Another question: If we’re doing a lousy job of saving Afghan lives, and endangering Canadian soldiers, are we at least there for reasons of Canadian national defense? Michael Byers, holding the Research Chair in Global Politics and International Law at the University of British Columbia, has reminded Parliamentarians, that the Taliban do not pose an existential threat to the existence of Canada. Here he explains that they’re not about to invade or develop WMD. “And if the Al Qaeda threat were truly serious Washington would not have shifted its focus to Iraq. Nor would General Musharraf be allowed to conclude deals with pro-Taliban militants along the border of Afghanistan, while denying NATO forces access to that region.”

Defense analyst Steven Staples, recently carried out a study for The Canadian Centre for Policy Alternatives: Here he shows that Canada now ranks 6th in the world for military spending. Contrary to an abiding notion I once had about my country, Canada is a major military power. The military is very big business. Many Afghans told the ACRG that they believe Canadian and international businesses in the military and development sectors profit from the war and reconstruction at the expense of most Afghans. It’s interesting to note that Afghanistan is rich in resources. Forty four state enterprises with an estimated net asset value of US$614 million will soon be sold (Afghanistan Research and Evaluation Unit, 2006). Canada is a leading miner in the world. The World Bank estimates, “the annual value of Afghanistan’s mineral reserves could reach at least US$253 million up from the current US$60 million” (AREU 2006).
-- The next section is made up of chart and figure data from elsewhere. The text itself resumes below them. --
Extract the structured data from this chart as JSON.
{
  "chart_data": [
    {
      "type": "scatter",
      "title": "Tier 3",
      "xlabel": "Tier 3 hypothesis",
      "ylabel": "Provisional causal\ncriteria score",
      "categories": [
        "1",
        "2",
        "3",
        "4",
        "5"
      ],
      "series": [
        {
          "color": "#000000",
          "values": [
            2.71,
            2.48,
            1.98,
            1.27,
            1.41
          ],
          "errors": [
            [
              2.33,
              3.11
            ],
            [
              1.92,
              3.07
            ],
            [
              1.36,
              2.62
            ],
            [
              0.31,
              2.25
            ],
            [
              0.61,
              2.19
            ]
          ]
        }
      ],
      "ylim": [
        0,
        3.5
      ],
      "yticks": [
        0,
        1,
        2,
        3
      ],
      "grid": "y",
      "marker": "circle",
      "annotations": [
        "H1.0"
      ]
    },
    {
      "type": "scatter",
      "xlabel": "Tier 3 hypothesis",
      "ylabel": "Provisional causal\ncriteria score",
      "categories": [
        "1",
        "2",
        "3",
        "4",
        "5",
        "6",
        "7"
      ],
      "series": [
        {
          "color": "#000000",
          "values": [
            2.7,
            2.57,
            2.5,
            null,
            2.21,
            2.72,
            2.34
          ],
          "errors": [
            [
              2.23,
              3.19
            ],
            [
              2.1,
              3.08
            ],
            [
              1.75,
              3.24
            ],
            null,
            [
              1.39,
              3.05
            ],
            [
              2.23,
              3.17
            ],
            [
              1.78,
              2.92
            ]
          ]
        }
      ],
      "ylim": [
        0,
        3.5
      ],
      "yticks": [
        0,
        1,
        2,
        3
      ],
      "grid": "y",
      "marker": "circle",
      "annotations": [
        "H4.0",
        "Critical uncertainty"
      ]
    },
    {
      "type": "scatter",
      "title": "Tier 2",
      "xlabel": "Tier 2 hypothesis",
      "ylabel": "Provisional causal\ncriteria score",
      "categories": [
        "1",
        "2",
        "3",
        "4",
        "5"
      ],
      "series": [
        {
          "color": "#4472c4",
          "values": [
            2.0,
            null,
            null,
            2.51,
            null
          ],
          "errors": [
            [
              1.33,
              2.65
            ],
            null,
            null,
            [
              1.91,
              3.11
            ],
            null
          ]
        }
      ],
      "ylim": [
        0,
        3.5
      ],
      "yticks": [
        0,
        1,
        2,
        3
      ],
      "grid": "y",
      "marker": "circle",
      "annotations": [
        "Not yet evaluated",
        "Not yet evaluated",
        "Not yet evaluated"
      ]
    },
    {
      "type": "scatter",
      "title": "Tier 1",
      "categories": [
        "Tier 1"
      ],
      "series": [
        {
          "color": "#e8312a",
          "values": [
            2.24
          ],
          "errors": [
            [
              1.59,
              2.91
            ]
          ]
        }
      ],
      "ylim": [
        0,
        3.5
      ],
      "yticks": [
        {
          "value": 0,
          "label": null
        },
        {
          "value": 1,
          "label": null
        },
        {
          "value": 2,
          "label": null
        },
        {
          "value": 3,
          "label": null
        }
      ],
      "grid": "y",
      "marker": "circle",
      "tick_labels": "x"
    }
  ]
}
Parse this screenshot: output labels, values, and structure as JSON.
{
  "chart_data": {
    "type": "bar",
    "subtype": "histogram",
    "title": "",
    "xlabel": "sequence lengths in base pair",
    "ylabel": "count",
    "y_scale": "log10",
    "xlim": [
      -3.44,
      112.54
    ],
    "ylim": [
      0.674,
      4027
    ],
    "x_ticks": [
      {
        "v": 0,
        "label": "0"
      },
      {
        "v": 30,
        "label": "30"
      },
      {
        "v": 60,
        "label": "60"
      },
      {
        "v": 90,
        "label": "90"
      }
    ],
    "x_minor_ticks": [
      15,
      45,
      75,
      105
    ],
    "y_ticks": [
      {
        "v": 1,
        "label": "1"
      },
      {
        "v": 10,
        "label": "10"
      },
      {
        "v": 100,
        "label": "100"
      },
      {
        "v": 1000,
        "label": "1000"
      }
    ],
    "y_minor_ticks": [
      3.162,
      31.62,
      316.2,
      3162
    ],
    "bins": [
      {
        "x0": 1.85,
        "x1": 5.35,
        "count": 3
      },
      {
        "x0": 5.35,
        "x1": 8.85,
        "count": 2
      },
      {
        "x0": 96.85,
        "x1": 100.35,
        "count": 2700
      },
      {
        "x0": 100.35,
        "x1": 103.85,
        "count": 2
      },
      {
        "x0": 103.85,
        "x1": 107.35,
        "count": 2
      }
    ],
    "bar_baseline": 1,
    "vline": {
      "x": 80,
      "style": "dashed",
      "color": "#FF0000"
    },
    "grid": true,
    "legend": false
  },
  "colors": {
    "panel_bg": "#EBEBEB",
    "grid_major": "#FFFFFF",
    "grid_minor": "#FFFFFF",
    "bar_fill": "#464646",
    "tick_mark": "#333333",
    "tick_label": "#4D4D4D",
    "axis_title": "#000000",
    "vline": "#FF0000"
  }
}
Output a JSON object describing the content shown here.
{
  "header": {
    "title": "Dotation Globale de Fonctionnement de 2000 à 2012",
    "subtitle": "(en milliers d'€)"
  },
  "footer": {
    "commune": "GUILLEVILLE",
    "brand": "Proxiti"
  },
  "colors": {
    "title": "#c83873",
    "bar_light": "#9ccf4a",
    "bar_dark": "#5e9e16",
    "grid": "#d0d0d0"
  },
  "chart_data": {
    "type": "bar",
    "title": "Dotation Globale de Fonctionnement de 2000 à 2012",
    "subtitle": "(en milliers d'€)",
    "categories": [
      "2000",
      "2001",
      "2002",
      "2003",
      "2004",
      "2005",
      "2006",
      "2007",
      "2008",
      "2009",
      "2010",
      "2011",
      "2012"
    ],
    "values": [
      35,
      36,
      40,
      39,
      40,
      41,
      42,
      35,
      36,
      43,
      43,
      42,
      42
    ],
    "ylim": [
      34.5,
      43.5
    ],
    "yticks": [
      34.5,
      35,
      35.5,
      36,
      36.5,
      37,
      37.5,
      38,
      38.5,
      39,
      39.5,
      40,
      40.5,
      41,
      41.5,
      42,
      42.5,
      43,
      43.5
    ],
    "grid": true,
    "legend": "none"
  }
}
NDP leader Jack Layton has pointed out that both Liberals and Conservatives agree that the war will not be resolved by military combat. They must understand that diplomacy will sooner or later prove to be the only sure fire way of bringing peace. So what are they waiting for? What is the Canadian Peace Movement waiting for? Are we waiting for Canadian Winter Soldiers to remind us that like business and pleasure, and oil and water, counterinsurgency and humanitarian aid simply don’t mix. Will we need Winter Soldiers to show us that Canada’s heart is in the hands of corporate interests?